Re: [PATCH v2 4/5] KVM: selftests: Add a test for KVM_RUN+rseq to detect task migration bugs

From: Sean Christopherson
Date: Wed Aug 25 2021 - 20:52:04 EST


On Mon, Aug 23, 2021, Mathieu Desnoyers wrote:
> [ re-send to Darren Hart ]
>
> ----- On Aug 23, 2021, at 11:18 AM, Mathieu Desnoyers mathieu.desnoyers@xxxxxxxxxxxx wrote:
>
> > ----- On Aug 20, 2021, at 6:50 PM, Sean Christopherson seanjc@xxxxxxxxxx wrote:
> >
> >> Add a test to verify an rseq's CPU ID is updated correctly if the task is
> >> migrated while the kernel is handling KVM_RUN. This is a regression test
> >> for a bug introduced by commit 72c3c0fe54a3 ("x86/kvm: Use generic xfer
> >> to guest work function"), where TIF_NOTIFY_RESUME would be cleared by KVM
> >> without updating rseq, leading to a stale CPU ID and other badness.
> >>
> >
> > [...]
> >
> > +#define RSEQ_SIG 0xdeadbeef
> >
> > Is there any reason for defining a custom signature rather than including
> > tools/testing/selftests/rseq/rseq.h ? This should take care of including
> > the proper architecture header which will define the appropriate signature.
> >
> > Arguably you don't define rseq critical sections in this test per se, but
> > I'm wondering why the custom signature here.

Partly to avoid taking a dependency on rseq.h, and partly to try to call out that
the test doesn't actually do any rseq critical sections.

> > [...]
> >
> >> +
> >> +static void *migration_worker(void *ign)
> >> +{
> >> + cpu_set_t allowed_mask;
> >> + int r, i, nr_cpus, cpu;
> >> +
> >> + CPU_ZERO(&allowed_mask);
> >> +
> >> + nr_cpus = CPU_COUNT(&possible_mask);
> >> +
> >> + for (i = 0; i < 20000; i++) {
> >> + cpu = i % nr_cpus;
> >> + if (!CPU_ISSET(cpu, &possible_mask))
> >> + continue;
> >> +
> >> + CPU_SET(cpu, &allowed_mask);
> >> +
> >> + /*
> >> + * Bump the sequence count twice to allow the reader to detect
> >> + * that a migration may have occurred in between rseq and sched
> >> + * CPU ID reads.
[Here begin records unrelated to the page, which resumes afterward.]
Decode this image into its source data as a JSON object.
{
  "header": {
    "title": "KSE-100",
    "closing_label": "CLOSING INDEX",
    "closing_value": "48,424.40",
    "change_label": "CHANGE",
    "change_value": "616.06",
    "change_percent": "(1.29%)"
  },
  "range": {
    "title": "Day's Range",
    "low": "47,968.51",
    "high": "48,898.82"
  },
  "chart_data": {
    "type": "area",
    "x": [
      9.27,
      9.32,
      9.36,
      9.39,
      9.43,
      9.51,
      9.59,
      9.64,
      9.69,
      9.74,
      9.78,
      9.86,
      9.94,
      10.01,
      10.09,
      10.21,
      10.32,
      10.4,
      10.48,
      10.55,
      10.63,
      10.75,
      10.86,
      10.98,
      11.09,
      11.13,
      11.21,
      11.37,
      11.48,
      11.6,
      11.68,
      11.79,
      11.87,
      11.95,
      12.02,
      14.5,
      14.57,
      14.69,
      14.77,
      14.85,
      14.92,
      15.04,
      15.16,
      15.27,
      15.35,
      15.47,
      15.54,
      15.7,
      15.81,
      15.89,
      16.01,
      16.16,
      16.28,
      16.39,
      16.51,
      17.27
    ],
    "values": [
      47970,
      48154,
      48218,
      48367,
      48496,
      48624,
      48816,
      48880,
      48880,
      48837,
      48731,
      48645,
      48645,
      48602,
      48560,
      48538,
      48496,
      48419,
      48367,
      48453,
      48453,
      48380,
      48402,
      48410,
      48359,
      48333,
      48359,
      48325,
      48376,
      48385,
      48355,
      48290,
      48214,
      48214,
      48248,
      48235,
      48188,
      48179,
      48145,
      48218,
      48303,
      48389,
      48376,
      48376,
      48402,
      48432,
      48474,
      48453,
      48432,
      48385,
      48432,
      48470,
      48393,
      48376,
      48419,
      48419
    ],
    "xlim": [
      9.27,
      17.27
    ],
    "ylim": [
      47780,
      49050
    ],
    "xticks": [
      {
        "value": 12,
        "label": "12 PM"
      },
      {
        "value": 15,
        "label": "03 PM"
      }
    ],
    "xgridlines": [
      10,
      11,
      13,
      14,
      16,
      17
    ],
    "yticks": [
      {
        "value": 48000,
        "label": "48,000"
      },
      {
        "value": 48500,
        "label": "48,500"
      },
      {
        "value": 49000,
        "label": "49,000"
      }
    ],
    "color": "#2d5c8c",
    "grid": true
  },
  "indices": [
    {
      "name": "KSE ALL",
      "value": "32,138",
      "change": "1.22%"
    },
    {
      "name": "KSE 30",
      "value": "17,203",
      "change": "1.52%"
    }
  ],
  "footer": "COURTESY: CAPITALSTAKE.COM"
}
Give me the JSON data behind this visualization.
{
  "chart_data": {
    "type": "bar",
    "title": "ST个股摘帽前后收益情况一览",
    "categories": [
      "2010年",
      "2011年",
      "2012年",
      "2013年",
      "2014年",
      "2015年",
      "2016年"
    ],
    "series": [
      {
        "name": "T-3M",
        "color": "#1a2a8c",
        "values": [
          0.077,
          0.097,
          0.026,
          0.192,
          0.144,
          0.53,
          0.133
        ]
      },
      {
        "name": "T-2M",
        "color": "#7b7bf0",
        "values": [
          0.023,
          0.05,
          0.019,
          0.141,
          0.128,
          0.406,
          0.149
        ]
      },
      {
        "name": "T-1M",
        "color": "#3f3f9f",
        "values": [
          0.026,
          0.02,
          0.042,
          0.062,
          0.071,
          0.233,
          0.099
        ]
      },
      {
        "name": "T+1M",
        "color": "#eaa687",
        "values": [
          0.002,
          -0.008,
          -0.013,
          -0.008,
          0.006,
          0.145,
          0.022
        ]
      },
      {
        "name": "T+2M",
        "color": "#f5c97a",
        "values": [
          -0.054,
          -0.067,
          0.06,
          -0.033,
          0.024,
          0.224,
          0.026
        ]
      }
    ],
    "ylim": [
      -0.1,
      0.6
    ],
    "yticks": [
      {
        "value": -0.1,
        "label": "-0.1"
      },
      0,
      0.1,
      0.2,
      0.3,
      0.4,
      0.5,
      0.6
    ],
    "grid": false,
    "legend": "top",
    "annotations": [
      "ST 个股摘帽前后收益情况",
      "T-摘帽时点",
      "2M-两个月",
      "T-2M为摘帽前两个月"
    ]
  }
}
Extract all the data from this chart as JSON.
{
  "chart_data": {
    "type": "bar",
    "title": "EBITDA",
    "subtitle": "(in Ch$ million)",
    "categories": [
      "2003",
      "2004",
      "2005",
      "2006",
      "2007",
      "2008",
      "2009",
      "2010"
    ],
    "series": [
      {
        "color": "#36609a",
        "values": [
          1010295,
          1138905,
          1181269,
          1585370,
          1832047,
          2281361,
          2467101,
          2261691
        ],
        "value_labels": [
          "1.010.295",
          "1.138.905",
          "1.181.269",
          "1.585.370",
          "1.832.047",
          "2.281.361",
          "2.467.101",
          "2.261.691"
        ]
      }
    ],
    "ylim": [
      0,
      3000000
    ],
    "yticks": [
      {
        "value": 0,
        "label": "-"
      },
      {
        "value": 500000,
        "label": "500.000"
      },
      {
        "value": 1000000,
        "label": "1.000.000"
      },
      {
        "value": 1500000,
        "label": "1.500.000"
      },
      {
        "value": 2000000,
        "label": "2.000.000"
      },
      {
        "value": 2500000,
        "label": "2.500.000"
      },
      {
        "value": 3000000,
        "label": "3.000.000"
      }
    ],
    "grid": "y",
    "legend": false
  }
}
An odd sequence count indicates a migration
> >> + * is in-progress, while a completely different count indicates
> >> + * a migration occurred since the count was last read.
> >> + */
> >> + atomic_inc(&seq_cnt);
> >
> > So technically this atomic_inc contains the required barriers because the
> > selftests implementation uses "__sync_add_and_fetch(&addr->val, 1)". But
> > it's rather odd that the semantic differs from the kernel implementation in
> > terms of memory barriers: the kernel implementation of atomic_inc
> > guarantees no memory barriers, but this one happens to provide full
> > barriers pretty much by accident (selftests futex/include/atomic.h
> > documents no such guarantee).

Yeah, I got quite lost trying to figure out what atomics the test would actually
end up with.

> > If this full barrier guarantee is indeed provided by the selftests atomic.h
> > header, I would really like a comment stating that in the atomic.h header
> > so the carpet is not pulled from under our feet by a future optimization.
> >
> >
> >> + r = sched_setaffinity(0, sizeof(allowed_mask), &allowed_mask);
> >> + TEST_ASSERT(!r, "sched_setaffinity failed, errno = %d (%s)",
> >> + errno, strerror(errno));
> >> + atomic_inc(&seq_cnt);
> >> +
> >> + CPU_CLR(cpu, &allowed_mask);
> >> +
> >> + /*
> >> + * Let the read-side get back into KVM_RUN to improve the odds
> >> + * of task migration coinciding with KVM's run loop.
> >
> > This comment should be about increasing the odds of letting the seqlock
> > read-side complete. Otherwise, the delay between the two back-to-back
> > atomic_inc is so small that the seqlock read-side may never have time to
> > complete the reading the rseq cpu id and the sched_getcpu() call, and can
> > retry forever.

Hmm, but that's not why there's a delay. I'm not arguing that a livelock isn't
possible (though that syscall would have to be screaming fast), but the primary
motivation is very much to allow the read-side enough time to get back into KVM
proper.

To encounter the bug, TIF_NOTIFY_RESUME has to be recognized by KVM in its run
loop, i.e. sched_setaffinity() must induce task migration after the read-side has
invoked ioctl(KVM_RUN).

> > I'm wondering if 1 microsecond is sufficient on other architectures as
> > well.

I'm definitely wondering that as well :-)

> > One alternative way to make this depend less on the architecture's
> > implementation of sched_getcpu (whether it's a vDSO, or goes through a
> > syscall) would be to read the rseq cpu id and call sched_getcpu a few times
> > (e.g. 3 times) in the migration thread rather than use usleep, and throw
> > away the value read. This would ensure the delay is appropriate on all
> > architectures.

As above, I think an arbitrary delay is required regardless of how fast
sched_getcpu() can execute. One thought would be to do sched_getcpu() _and_
usleep() to account for sched_getcpu() overhead and to satisfy the KVM_RUN part,
but I don't know that that adds meaningful value.

The real test is if someone could see if the bug repros on non-x86 hardware...